Amr fell to the ground as Israeli soldiers advanced toward him, preventing anyone from reaching him, including medical staff and ambulance teams. As news of Amr’s injury quickly spread in the village, his father rushed directly to the scene. Despite the soldiers’ shouting and warning shots, he managed to reach and embrace Amr.
According to the father, Amr was still alive at that time, using hand gestures to plead for medical help, as he was unable to speak. Israeli soldiers handcuffed the father behind his back, severely beaten and forced to sit beside his bleeding child.
The soldiers continued to detain both father and son, blocking ambulance access for approximately 40 minutes. Only after the soldiers were certain Amr had died, they allowed the ambulance to approach and transport him to the Ya’bad Government Emergency Center and then transferred to Jenin Government Hospital, where he was pronounced dead on arrival.
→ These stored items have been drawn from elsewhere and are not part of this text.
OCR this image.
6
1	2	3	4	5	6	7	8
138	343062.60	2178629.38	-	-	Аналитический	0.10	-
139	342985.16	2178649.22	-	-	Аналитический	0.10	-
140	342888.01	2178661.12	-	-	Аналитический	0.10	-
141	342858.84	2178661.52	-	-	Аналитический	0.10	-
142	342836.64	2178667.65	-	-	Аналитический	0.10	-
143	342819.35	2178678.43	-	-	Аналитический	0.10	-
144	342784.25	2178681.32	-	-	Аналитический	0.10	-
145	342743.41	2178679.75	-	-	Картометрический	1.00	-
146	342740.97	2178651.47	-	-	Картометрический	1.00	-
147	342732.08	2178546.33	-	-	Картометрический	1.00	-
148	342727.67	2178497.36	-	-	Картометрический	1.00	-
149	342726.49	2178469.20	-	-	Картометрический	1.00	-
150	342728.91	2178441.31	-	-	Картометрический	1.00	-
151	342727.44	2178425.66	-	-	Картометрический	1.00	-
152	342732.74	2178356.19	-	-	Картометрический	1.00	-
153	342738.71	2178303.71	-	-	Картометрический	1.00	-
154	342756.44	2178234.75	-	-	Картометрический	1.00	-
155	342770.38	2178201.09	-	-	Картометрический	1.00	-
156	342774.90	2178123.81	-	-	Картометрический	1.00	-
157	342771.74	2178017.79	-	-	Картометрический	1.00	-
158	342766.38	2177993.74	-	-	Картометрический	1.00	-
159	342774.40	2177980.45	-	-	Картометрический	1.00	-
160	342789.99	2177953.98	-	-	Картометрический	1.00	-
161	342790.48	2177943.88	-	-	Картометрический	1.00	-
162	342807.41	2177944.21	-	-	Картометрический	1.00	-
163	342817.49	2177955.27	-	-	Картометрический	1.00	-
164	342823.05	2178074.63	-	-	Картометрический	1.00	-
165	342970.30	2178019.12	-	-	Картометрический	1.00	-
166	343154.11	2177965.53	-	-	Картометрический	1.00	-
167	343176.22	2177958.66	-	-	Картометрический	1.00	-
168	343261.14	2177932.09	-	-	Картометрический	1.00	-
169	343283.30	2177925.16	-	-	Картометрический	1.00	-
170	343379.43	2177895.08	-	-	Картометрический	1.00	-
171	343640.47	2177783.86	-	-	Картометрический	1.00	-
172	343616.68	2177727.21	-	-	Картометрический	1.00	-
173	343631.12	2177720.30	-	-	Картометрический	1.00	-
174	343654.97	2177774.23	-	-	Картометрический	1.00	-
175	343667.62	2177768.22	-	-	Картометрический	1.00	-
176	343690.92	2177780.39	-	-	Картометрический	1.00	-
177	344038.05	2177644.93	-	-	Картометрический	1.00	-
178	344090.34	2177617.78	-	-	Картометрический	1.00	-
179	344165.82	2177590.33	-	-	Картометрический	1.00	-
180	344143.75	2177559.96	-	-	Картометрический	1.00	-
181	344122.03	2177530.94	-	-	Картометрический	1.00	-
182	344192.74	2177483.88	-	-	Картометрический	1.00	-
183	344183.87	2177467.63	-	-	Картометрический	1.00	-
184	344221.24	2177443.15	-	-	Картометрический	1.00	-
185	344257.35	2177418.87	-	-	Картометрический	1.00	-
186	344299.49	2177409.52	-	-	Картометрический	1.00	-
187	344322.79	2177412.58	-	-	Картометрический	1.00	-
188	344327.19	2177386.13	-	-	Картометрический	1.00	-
Israeli forces have killed 33 Palestinian children in the occupied West Bank in 2025, according to documentation collected by DCIP.
207 Palestinian children have been killed by Israeli forces and settlers in the occupied West Bank since October 7, 2023, according to documentation collected by DCIP.
Israeli forces deliberately and systematically blocked paramedics and ambulances from reaching injured Palestinian children, according to documentation collected by DCIP. Israeli forces order Palestinian paramedics and ambulance drivers to leave the scene at gunpoint, fire live ammunition toward individuals to offer aid, and block roads and detain ambulance crews. In some cases, Israeli forces surround a bleeding child, preventing any medical care.
These acts of cruelty leave Palestinian children, injured by Israeli live fire, bleeding out on the ground, alone and in pain, with the intent to ensure death.
By preventing medical aid and ambulances to reach an injured child, Israel violates Article 6 of the Convention on the Rights of the Child as enshrined within it is every child’s inherent right to life. State parties to this treaty, such as Israel, must ensure to the maximum extent possible the survival and development of a child. The decisive act of preventing medical assistance to reach a child shot with live ammunition seems to indicate an intent to ensure to the maximum extent possible the death of that child.